The EAT has upheld an employment tribunal's decision that an employee with chronic kidney disease who refused to return to work due to COVID-19 did not hold a reasonable belief in serious and imminent danger to himself and had not therefore suffered health and safety detriment or dismissal.

THE FACTS

Mr Miles was employed by the Driver and Vehicle Standards Agency ("DVSA") as a driving instructor.   The DVSA stopped providing almost all driving tests in March 2020 because of the pandemic and Mr Miles, and other instructors, were put on paid leave.  In July 2020, the DVSA asked all driving instructors to return to work except those who were clinically extremely vulnerable.  Drivers who were clinically vulnerable were, however, required to return to work. This was in line with guidance and advice from the Government and Public Health England.  The DVSA also took advice and made several adjustments to its normal working practices.

Mr Miles suffered from chronic kidney disease and was clinically vulnerable.  He refused to return to work, saying that no adjustments would resolve the concerns he had about his health.  He was placed on unpaid leave, and he resigned.  He brought claims in the employment tribunal of health and safety detriment and dismissal, unfair constructive dismissal and disability discrimination.  

This alert looks at the health and safety detriment and health and safety dismissal claims.  These claims were brought on two grounds.

First, Mr Miles asserted that he had "brought to his employer's attention, by reasonable means, circumstances connected with his work which he reasonably believed were harmful or potentially harmful to health or safety".  This claim could only be brought if Mr Miles worked at a place where there was no health and safety representative or committee.   The employment tribunal found that there was a health and safety committee and representative for the office in which Mr Miles worked, although they were not based in that office, and Mr Miles could reasonably have raised his concerns with them (he had not done so).   The tribunal held therefore that Mr Miles could not bring this claim.  Mr Miles appealed to the EAT, which dismissed his appeal, holding that it was sufficient that there was a health and safety representative and committee for his workplace, even if they were not based at the workplace. 

Secondly, Mr Miles argued that he had suffered health and safety detriment and dismissal because he refused to return to work in circumstances of danger which he reasonably believed to be serious and imminent and which he could not reasonably have been expected to avert. The tribunal dismissed this claim, finding that it had not been reasonable for Mr Miles to believe that there was a serious and imminent danger to himself.  It held that he had formed a "fixed view" that nothing less than social distancing of two meters would be safe for him, and regarded any other measures as insufficient.  The tribunal considered that his assessment of risk had "lost objectivity".  He had obtained no medical opinion about the extent of his physical impairment and any risks specific to him, and had not asked for an Occupational Health referral (which his GP had recommended).  He had also been given material from Kidney Care UK which would have been likely to establish that he fell at the lower end of risk of those with his condition, and that should have led him to review his opinion. 

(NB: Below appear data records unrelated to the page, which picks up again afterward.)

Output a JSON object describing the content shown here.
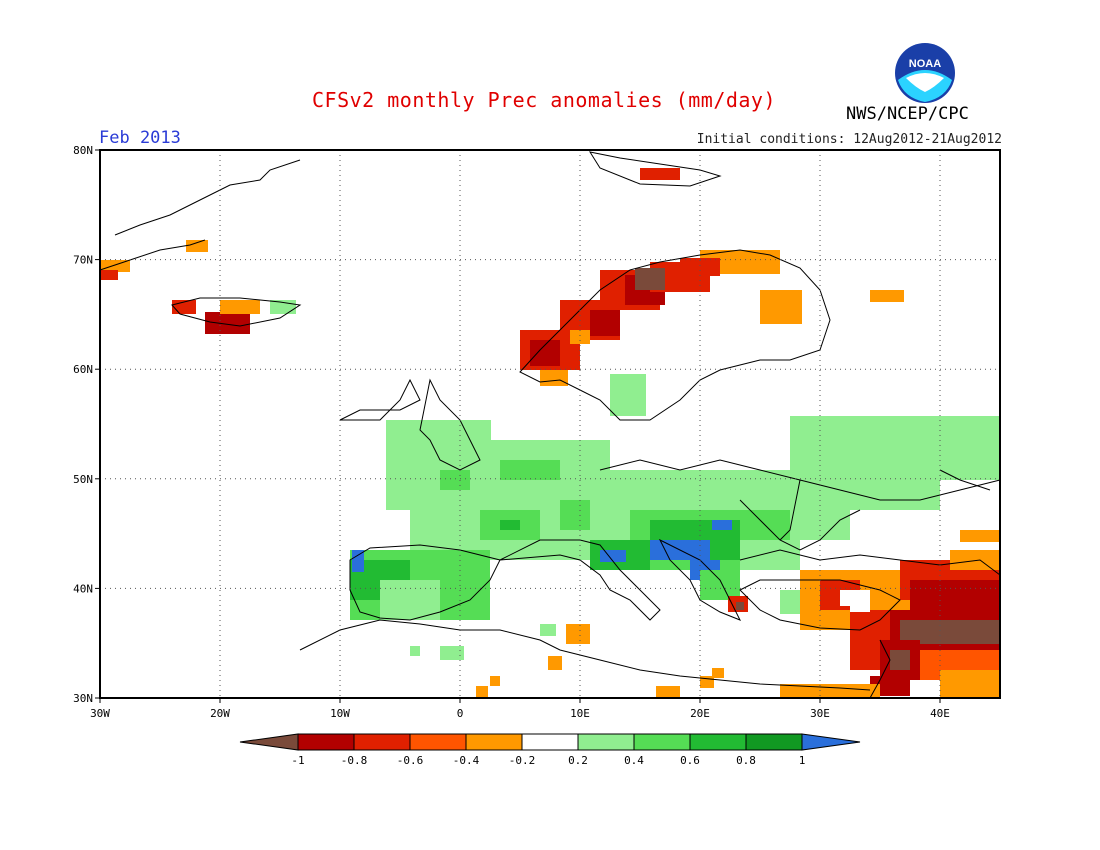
{
  "header": {
    "title": "CFSv2 monthly Prec anomalies (mm/day)",
    "month": "Feb 2013",
    "initial_conditions": "Initial conditions: 12Aug2012-21Aug2012",
    "agency": "NWS/NCEP/CPC",
    "logo_text": "NOAA"
  },
  "axes": {
    "lat_ticks": [
      {
        "value": 80,
        "label": "80N"
      },
      {
        "value": 70,
        "label": "70N"
      },
      {
        "value": 60,
        "label": "60N"
      },
      {
        "value": 50,
        "label": "50N"
      },
      {
        "value": 40,
        "label": "40N"
      },
      {
        "value": 30,
        "label": "30N"
      }
    ],
    "lon_ticks": [
      {
        "value": -30,
        "label": "30W"
      },
      {
        "value": -20,
        "label": "20W"
      },
      {
        "value": -10,
        "label": "10W"
      },
      {
        "value": 0,
        "label": "0"
      },
      {
        "value": 10,
        "label": "10E"
      },
      {
        "value": 20,
        "label": "20E"
      },
      {
        "value": 30,
        "label": "30E"
      },
      {
        "value": 40,
        "label": "40E"
      }
    ],
    "lon_range": [
      -30,
      45
    ],
    "lat_range": [
      30,
      80
    ],
    "grid": "dotted"
  },
  "legend": {
    "labels": [
      "-1",
      "-0.8",
      "-0.6",
      "-0.4",
      "-0.2",
      "0.2",
      "0.4",
      "0.6",
      "0.8",
      "1"
    ],
    "colors": [
      "#7a4a3a",
      "#b20000",
      "#e02000",
      "#ff5500",
      "#ff9900",
      "#ffffff",
      "#90ee90",
      "#55dd55",
      "#22bb33",
      "#119922",
      "#2a6fdb"
    ]
  }
}
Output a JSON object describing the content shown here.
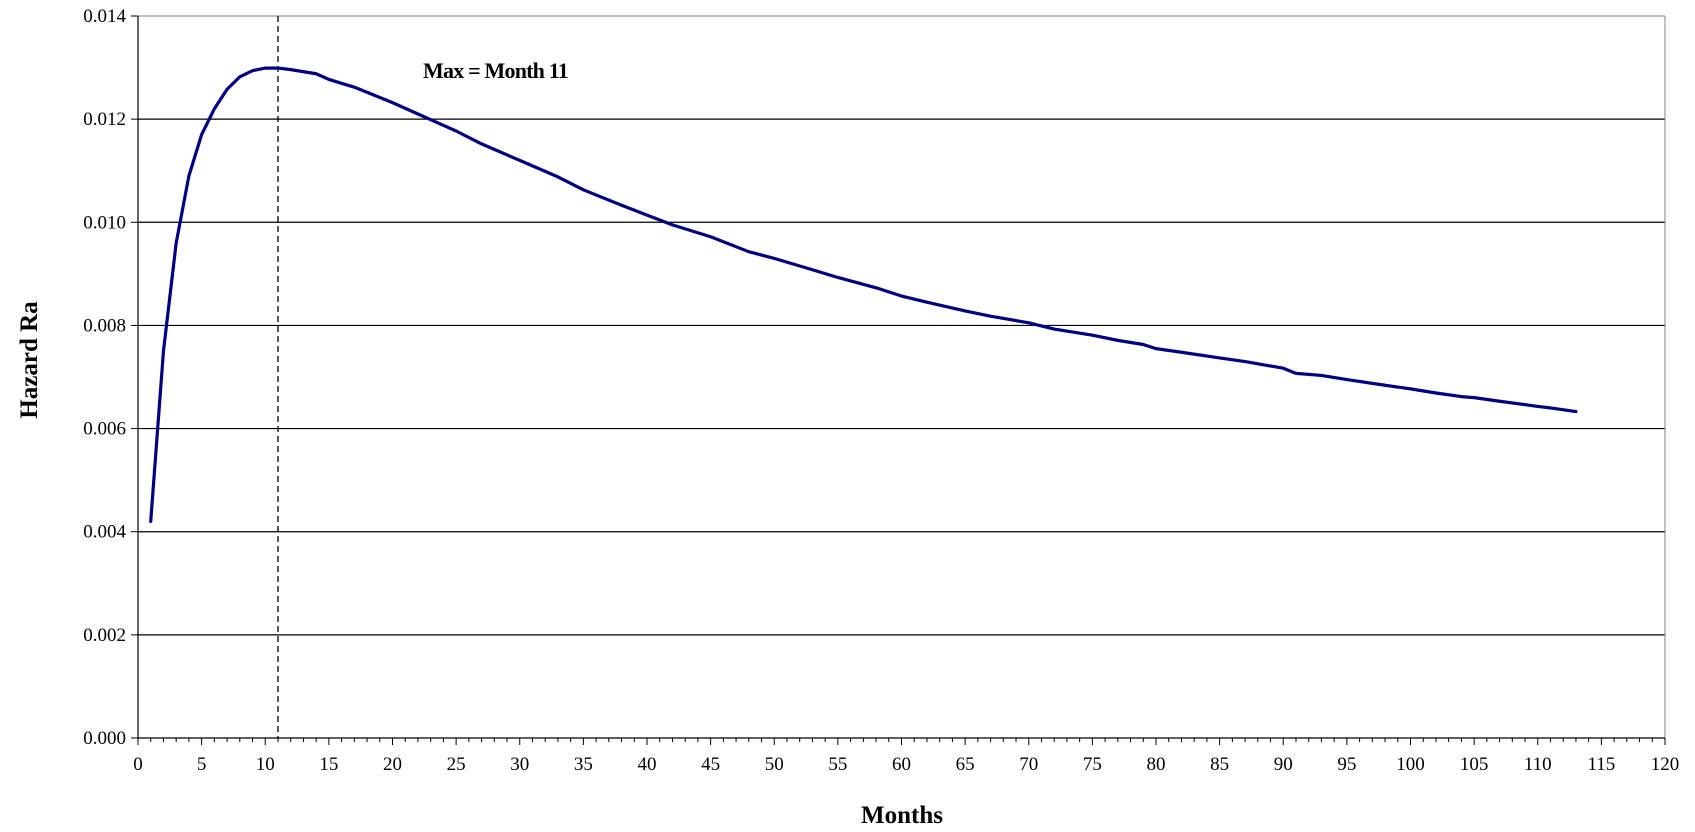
{
  "chart_data": {
    "type": "line",
    "title": "",
    "xlabel": "Months",
    "ylabel": "Hazard Ra",
    "xlim": [
      0,
      120
    ],
    "ylim": [
      0,
      0.014
    ],
    "x_tick_step": 5,
    "y_ticks": [
      0,
      0.002,
      0.004,
      0.006,
      0.008,
      0.01,
      0.012,
      0.014
    ],
    "y_tick_labels": [
      "0.000",
      "0.002",
      "0.004",
      "0.006",
      "0.008",
      "0.010",
      "0.012",
      "0.014"
    ],
    "grid": "horizontal",
    "legend": "none",
    "annotation": {
      "text": "Max = Month 11",
      "x": 22.4,
      "y": 0.0128
    },
    "reference_line": {
      "x": 11,
      "style": "dashed"
    },
    "series": [
      {
        "color": "#000080",
        "x": [
          1,
          2,
          3,
          4,
          5,
          6,
          7,
          8,
          9,
          10,
          11,
          12,
          14,
          15,
          17,
          20,
          22,
          25,
          27,
          30,
          33,
          35,
          38,
          40,
          42,
          45,
          48,
          50,
          53,
          55,
          58,
          60,
          62,
          65,
          67,
          70,
          72,
          75,
          77,
          79,
          80,
          82,
          85,
          87,
          90,
          91,
          93,
          95,
          98,
          100,
          102,
          104,
          105,
          107,
          110,
          111,
          113
        ],
        "y": [
          0.0042,
          0.0075,
          0.0096,
          0.0109,
          0.0117,
          0.0122,
          0.01258,
          0.01282,
          0.01294,
          0.01299,
          0.01299,
          0.01296,
          0.01288,
          0.01277,
          0.01262,
          0.01232,
          0.0121,
          0.01177,
          0.01152,
          0.0112,
          0.01088,
          0.01063,
          0.01033,
          0.01014,
          0.00995,
          0.00972,
          0.00943,
          0.0093,
          0.00908,
          0.00893,
          0.00873,
          0.00857,
          0.00845,
          0.00828,
          0.00818,
          0.00805,
          0.00793,
          0.00781,
          0.00771,
          0.00763,
          0.00755,
          0.00748,
          0.00737,
          0.0073,
          0.00717,
          0.00707,
          0.00703,
          0.00695,
          0.00684,
          0.00677,
          0.00669,
          0.00662,
          0.0066,
          0.00653,
          0.00643,
          0.0064,
          0.00633
        ]
      }
    ]
  }
}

Mr Miles appealed to the EAT, which dismissed his appeal, agreeing with the analysis the tribunal had undertaken in determining whether he held a reasonable belief in the risk to his health and safety.  This had been a multi-factorial analysis, looking at legislation, government and Public Health England guidance relevant at the time he had left the workplace, as well as the steps that the DVSA had taken to minimise risks. 

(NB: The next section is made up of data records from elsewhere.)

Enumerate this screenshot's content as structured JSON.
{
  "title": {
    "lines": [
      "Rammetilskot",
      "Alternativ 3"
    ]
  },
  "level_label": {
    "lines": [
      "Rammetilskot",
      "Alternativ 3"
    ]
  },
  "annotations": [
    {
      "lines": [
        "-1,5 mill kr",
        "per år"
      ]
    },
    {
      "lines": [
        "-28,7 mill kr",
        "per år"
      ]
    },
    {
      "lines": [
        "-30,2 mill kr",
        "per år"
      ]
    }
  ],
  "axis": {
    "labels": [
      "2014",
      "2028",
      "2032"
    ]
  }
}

WHAT DOES THIS MEAN FOR EMPLOYERS?

While COVID-19 related claims against employers are (hopefully) nearly at an end, this case will be relevant to other circumstances in which employees might argue that they were in imminent danger in the workplace.  It is a reminder to employers of the importance of following up to date health and safety guidance, of making reasonable adjustments for disabled employees, and having appropriate health and safety representatives in place for that particular workplace (even if they are not based at that particular workplace).